Evolution and Natural Selection

Darwin's theory was based on four observations:

•  Individuals within a species differ from each other– there is variation.
•  Offspring resemble their parents – characteristics are inherited.
•  Far more offspring are generally produced than survive to maturity – most organisms die young from predation, disease and competition.
•  Populations are usually fairly constant in size.

Darwin realised that the organisms that die young were not random, but were selected by their characteristics.
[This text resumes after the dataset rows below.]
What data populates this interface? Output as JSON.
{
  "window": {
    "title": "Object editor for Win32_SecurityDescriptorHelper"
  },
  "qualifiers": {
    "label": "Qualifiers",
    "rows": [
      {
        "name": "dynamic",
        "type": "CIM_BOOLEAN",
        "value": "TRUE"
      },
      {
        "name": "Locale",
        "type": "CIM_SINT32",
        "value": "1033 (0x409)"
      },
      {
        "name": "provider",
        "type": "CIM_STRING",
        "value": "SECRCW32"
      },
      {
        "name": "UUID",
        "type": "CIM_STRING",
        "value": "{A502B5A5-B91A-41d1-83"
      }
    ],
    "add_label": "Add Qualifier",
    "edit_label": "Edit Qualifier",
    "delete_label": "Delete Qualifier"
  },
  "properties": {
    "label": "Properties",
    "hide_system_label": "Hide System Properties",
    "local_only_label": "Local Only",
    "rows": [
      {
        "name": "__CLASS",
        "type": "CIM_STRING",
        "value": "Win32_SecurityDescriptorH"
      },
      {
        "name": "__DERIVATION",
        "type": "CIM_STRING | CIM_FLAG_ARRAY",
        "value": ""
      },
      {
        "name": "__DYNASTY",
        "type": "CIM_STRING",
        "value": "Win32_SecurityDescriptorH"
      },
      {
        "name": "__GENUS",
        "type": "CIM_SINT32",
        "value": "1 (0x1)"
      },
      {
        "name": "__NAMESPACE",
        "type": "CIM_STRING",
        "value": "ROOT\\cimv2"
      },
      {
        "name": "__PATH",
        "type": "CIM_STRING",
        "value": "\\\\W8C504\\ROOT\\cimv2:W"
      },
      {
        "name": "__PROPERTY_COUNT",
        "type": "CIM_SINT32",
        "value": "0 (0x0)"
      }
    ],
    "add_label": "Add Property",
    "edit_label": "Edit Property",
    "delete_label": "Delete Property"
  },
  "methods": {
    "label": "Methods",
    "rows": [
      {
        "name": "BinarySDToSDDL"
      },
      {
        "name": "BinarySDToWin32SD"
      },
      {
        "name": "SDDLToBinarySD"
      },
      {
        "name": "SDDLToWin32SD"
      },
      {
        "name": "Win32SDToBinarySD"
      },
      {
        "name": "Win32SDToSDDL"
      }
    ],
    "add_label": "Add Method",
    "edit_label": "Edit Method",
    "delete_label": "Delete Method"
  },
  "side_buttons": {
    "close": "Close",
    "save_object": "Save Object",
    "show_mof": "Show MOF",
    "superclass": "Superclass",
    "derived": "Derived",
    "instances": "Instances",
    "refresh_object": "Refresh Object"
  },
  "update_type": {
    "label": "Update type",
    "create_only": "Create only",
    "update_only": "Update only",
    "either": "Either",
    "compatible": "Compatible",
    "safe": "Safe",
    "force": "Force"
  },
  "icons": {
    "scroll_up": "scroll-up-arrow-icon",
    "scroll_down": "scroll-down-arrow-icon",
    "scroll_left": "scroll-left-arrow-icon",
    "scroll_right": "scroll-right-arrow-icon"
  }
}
He concluded that individuals that were better adapted to their environment compete
better than the others, survive longer and reproduce more, so passing on more of their successful genes to the next generation.

• Darwin used the analogy of selective breeding(or artificial selection) to explain natural selection.
• In selective breeding, desirable characteristics are chosen by humans, and only those individuals with the best characteristics are used for breeding.
•  In this way  species can be changed over a period of time.
•  All domesticated species of animal and plant have been selectively bred like this, often for thousands of  years, so that most of the animals and plants we are most familiar with are not really natural and are nothing like their wild relatives (if any exist).

1.  There is genetic variation in a characteristics within a population

2.  Individuals with characteristics that make them less well adapted to their environment will die young from predation, disease or competition.

3.  Individuals with characteristics that make them well adapted to their environment will survive and reproduce.

4.  The allele frequency will change in each generation.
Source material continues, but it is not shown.